Although the lead-up to September’s Summit has taken a decade, momentum has increased such that there is a short timeline for preparation. The resolution calls on member states and the international community to:
High expectations emerged early after the resolution was declared. After reviewing data about the impact of NCDs on individuals and countries, the Summit should recognize that a collaborative, international effort will be most effective at controlling these diseases and preventing their spread. More importantly, it is expected that such a high-level event—with a potential effect similar to that of a UN General Assembly Special Session (UNGASS)—will result in concrete action steps applicable on a global scale. These will have to be monitored through periodic progress reports, so as to provide a measure of accountability to any resolutions and particularly the declared action steps.
Through comprehensive consultation, specific indicators and outcomes need to be identified to use for monitoring and evaluating progress. There are issues of resources and capacity to effectively carry out the actions that will be agreed upon, particularly in low- and middle-income countries. Broad representation and buy-in will be required from the start in order to ensure societal uptake. The work will not stop with the Summit, of course. At the end of the discussions, there must be a strong commitment, appropriately articulated, to continue the work with the full participation of member states.
Preparing for the Summit will offer opportunities for widespread engagement, and various non-governmental organizations are working together through a global alliance. In late December 2010, a UN modalities resolution was adopted that declared September 19-20, 2011 as the dates of the Summit. It included a call for all UN Member States to be represented by Heads of State but most importantly, it called for Member States to adopt a concise action-oriented outcome document at the end of the Summit. Three roundtable sessions are planned, which will focus on the rising incidence of NCDs, strengthening national capacities and fostering international cooperation and coordination.

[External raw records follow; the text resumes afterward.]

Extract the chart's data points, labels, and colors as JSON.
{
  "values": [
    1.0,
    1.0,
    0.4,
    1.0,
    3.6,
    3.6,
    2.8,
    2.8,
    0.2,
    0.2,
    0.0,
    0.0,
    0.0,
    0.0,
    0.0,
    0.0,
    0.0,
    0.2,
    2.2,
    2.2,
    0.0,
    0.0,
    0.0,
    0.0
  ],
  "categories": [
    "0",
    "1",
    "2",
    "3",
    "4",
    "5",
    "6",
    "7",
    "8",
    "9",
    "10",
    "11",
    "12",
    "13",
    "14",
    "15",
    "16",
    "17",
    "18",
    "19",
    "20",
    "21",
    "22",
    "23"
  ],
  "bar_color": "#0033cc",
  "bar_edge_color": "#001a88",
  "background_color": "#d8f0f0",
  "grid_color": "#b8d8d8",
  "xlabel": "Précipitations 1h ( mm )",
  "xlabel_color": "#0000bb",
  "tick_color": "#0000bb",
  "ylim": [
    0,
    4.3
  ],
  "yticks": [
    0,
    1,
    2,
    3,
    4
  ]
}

Given Canada’s experience and resources, it must not only be a leader but must be seen to be a leader in this global effort. Canada made a significant contribution to the Framework Convention on Tobacco Control ( FCTC ), which was a success as the first international treaty on a matter of health, and which continues to reap benefits country by country by reducing the effects on health of tobacco use through international cooperation and action on tobacco control. Canadian strengths are in policy development, intersectoral collaboration and community engagement.
The challenges in stemming the epidemic of NCDs with all the lifestyle-related factors are enormous. As a wealthy nation with considerable experience in addressing prevention and control of the leading causes of death and disability, there will be a high expectation of assistance from Canada for countries with middle and low economies, even as Canada is challenged to stem this epidemic within its own borders. Success will be achieved through trust, mutual respect and collaboration. The Summit will be a historic event. More importantly, it must succeed.